Narin, sıska, ölçüsüz biçimde hareketli, annemde, babamda ve hemen herkeste gerçekte olduğundan çok daha iyi gördüğüm düşüncesini uyandıran altıncı hissimi güçlendiriyordum. Bu tür oyunculuk yüksek kapasiteli bir bellek gerektirir; yaşadığım pastel renklerin yarı saydam ağlarında her karış toprak keskin biçimde hatırlanmalıdır. Çiçek açan ve vızıldayan her karmaşanın kalbinde, öğretmensiz yolumda bana rehber olacak bir şey; bir işaret levhası buldum. Yirmi bir yıl sonra Helsinki’ye kendi Fulbright bursumla döndüğümde, kör çocuğun koreograf i sinin dökülen ekmek kırıntılarını izleyerek eski apartmanımızın kapısını buldum.
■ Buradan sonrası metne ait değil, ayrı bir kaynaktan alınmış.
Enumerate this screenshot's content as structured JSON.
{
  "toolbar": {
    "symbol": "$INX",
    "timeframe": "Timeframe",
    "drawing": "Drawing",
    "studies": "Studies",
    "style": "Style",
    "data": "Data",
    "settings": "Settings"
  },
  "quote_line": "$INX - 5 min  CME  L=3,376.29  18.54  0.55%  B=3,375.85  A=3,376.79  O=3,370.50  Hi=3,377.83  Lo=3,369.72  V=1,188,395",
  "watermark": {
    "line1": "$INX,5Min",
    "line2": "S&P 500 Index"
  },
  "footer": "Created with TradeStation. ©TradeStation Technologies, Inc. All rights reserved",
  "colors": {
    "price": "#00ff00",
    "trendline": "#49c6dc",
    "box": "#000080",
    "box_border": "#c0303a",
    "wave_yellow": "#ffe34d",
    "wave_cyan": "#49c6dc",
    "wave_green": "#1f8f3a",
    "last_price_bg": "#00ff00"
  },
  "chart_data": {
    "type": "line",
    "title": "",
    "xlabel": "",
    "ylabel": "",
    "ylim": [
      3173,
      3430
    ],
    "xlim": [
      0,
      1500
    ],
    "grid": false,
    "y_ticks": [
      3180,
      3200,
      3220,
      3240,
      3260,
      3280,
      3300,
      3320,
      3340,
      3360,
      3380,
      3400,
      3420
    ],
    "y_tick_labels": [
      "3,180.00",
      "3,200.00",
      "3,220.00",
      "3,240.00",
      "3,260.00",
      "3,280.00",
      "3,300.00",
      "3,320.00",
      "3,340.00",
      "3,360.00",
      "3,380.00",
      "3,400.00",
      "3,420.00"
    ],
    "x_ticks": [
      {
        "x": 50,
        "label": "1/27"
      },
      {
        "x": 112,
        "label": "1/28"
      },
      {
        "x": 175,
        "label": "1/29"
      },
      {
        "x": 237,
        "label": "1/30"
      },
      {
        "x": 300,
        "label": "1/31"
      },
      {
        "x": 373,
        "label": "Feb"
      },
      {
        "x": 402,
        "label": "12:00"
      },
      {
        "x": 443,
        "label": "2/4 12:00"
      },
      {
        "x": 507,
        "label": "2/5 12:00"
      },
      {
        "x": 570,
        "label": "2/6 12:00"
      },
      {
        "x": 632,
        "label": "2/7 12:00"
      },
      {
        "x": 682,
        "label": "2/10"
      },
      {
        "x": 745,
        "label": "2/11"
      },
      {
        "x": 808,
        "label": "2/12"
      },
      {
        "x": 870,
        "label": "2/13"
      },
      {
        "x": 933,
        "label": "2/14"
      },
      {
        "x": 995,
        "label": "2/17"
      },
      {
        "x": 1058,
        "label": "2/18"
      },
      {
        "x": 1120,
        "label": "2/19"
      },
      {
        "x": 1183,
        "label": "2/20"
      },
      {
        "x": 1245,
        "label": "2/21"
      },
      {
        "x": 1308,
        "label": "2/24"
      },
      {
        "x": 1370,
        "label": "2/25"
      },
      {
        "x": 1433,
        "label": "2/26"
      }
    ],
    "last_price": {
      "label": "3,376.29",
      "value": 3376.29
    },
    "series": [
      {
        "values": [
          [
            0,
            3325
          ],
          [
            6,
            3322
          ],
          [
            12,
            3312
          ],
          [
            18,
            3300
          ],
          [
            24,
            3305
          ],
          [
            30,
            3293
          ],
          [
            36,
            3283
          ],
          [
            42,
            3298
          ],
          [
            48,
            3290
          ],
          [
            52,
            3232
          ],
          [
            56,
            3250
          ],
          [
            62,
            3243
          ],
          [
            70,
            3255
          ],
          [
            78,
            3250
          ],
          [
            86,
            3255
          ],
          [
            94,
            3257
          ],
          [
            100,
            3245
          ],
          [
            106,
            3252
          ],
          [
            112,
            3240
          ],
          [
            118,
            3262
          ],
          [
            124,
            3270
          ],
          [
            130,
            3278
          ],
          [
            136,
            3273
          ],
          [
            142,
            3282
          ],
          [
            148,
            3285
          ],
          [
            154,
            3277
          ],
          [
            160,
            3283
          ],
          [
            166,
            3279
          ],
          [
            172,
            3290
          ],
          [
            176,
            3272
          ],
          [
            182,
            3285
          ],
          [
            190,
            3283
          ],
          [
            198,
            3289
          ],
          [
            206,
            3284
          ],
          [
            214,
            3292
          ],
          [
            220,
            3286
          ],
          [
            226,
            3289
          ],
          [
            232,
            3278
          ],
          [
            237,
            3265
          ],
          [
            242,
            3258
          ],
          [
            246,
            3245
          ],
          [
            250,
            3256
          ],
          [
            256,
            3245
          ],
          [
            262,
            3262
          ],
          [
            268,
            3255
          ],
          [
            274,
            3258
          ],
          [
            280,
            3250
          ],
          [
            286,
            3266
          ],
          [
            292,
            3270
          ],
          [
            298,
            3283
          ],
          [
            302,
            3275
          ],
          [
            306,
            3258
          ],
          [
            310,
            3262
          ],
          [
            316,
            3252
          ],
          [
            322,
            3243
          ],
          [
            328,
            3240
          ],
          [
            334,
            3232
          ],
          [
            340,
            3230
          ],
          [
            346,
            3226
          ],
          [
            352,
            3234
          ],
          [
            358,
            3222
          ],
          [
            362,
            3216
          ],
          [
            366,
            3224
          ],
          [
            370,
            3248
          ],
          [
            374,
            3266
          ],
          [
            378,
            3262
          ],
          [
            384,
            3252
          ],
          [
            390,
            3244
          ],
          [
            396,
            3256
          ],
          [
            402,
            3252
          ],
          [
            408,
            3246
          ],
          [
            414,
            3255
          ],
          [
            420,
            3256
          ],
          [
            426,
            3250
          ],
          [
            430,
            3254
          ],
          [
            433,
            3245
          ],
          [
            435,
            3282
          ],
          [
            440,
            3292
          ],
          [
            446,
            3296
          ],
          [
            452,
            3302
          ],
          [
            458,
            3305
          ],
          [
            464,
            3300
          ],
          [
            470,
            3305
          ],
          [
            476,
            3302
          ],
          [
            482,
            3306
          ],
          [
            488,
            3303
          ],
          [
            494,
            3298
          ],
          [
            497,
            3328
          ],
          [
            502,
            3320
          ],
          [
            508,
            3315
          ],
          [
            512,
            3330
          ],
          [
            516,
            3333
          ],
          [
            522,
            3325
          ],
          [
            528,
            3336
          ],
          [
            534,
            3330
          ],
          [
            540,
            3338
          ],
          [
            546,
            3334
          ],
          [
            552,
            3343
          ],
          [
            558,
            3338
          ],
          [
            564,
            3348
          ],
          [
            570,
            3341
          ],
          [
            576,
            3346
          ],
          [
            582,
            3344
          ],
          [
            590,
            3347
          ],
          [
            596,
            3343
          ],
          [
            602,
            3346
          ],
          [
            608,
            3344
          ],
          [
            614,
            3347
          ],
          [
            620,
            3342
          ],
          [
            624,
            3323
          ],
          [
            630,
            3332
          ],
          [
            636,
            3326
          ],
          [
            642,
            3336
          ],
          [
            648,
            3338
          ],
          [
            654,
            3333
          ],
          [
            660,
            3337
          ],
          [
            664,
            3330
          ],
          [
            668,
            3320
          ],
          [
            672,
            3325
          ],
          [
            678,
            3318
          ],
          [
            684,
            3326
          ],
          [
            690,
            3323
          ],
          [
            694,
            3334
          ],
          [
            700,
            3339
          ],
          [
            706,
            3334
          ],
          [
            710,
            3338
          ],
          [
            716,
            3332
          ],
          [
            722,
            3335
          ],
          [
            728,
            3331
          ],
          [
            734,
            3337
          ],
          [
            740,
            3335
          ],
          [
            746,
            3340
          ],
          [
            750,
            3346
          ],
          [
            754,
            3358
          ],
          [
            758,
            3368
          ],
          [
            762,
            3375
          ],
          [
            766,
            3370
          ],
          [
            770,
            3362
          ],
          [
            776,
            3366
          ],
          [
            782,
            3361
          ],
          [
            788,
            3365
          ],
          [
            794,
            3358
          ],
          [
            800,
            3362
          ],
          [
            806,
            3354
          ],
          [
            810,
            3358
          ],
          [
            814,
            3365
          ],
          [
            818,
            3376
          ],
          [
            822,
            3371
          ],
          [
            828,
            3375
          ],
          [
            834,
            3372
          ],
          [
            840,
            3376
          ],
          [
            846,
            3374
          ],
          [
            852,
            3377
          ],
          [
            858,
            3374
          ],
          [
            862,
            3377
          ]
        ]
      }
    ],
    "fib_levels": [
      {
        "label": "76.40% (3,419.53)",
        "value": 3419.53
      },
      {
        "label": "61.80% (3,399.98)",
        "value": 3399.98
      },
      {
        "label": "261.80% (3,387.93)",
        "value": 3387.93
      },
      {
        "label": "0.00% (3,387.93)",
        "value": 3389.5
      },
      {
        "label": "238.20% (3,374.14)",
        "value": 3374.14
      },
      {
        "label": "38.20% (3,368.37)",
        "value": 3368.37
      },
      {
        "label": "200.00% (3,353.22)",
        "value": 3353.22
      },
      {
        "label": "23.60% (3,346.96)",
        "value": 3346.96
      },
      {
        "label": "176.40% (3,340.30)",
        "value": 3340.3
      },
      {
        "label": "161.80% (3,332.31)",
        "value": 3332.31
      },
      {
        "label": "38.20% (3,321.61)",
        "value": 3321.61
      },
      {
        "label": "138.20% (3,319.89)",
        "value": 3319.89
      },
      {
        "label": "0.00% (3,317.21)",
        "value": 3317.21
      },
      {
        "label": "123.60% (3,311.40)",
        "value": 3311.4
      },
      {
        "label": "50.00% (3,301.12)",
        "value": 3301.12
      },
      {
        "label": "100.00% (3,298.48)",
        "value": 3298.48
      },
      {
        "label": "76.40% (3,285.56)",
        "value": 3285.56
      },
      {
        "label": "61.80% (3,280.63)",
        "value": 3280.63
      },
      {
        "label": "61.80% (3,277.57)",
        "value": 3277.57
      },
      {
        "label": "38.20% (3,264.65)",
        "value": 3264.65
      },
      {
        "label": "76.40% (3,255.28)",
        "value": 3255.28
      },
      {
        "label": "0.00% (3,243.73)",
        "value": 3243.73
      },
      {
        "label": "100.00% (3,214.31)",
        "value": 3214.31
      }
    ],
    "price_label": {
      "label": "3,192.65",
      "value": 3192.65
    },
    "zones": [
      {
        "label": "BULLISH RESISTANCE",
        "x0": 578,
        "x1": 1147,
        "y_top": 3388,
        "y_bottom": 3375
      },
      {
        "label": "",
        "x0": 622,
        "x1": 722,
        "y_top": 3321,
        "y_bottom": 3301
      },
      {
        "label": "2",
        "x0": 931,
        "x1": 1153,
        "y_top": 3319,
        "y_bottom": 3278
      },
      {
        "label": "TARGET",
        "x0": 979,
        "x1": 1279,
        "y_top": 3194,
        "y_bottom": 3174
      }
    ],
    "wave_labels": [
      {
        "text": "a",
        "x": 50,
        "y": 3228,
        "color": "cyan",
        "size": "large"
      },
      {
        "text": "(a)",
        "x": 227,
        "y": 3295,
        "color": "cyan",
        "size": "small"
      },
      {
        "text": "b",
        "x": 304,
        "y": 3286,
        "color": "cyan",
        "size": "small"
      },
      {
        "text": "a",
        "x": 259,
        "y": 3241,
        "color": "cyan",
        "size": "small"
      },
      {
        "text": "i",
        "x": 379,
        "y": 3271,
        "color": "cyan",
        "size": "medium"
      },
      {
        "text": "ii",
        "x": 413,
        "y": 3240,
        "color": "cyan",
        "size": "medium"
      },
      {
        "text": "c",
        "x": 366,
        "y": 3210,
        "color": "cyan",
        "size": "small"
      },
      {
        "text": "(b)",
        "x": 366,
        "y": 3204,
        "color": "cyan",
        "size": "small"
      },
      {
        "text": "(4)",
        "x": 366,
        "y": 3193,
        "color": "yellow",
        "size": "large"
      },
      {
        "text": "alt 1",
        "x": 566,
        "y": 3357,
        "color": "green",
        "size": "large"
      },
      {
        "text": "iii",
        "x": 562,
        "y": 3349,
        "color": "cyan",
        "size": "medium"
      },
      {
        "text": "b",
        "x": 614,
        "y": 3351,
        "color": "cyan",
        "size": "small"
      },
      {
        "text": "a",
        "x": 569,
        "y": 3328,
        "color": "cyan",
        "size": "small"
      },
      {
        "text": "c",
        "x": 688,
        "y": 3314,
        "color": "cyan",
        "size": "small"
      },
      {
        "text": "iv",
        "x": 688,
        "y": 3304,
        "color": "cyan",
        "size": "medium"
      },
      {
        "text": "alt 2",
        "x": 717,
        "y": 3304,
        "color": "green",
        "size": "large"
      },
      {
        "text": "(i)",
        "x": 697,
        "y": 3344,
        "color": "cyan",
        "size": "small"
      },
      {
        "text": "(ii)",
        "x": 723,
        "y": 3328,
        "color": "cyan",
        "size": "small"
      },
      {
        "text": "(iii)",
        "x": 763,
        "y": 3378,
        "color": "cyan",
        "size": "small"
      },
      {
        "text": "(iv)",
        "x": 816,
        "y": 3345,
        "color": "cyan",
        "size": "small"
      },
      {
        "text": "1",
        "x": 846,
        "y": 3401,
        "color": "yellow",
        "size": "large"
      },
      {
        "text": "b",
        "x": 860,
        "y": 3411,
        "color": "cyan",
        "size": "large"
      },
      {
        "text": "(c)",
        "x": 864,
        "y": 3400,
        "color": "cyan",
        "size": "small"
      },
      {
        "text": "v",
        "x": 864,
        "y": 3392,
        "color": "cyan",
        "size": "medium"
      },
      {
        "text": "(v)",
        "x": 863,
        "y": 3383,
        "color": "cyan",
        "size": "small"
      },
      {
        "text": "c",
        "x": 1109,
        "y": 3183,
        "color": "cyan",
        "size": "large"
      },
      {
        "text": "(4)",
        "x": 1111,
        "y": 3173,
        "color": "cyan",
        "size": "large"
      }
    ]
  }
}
Bugün bile körler ülkesi ile biraz görme yeteneği olanların ülkesi arasındaki “gümrük binasında” yaşıyorum. Burası geçici bir yer, temelleri kayıyor, verilen kalıcılık sözleri her an şüphe götürüyor. Başka zamanlardakinden daha iyi gördüğüm anlar oluyor; çünkü ışık koşulları buyurgan ve etki dolu. Mimarların kaprislerinin benim görüş deneyimim üstünde korkunç gücü var: Dirsekli tabanları ve aynalı duvarlarıyla -hepsi dolaylı ışık ve güçlü ampullerle aydınlatılmış- postmodern bir alışveriş merkezi, benim hareketliliğimi azaltıyor. Restoran ve barların karanlığı göğsümü daraltıyor. Dengesiz bir biçimde, görmemenin yarattığı ani alarm yankılanmalarını hissederek kenardan kenardan yürüyorum. Görgülü ve seksi insanlar için tasarlanmış bir odada, kendimi cisimleri
yüzüne yakın tutan yaşlı bir insan gibi hayal ettiğim çocukluk paniğini yeniden yaşıyorum. İnsan beklenmedik çaresizlik anlarına kendini nasıl alıştırabilir? Bir köşeyi dönüp doğruca gün ışığına çıkıyorum ve hazırlıksız yakalandığım için büyük miktarda hava solumaya çalışan oğlana dönüşüyorum.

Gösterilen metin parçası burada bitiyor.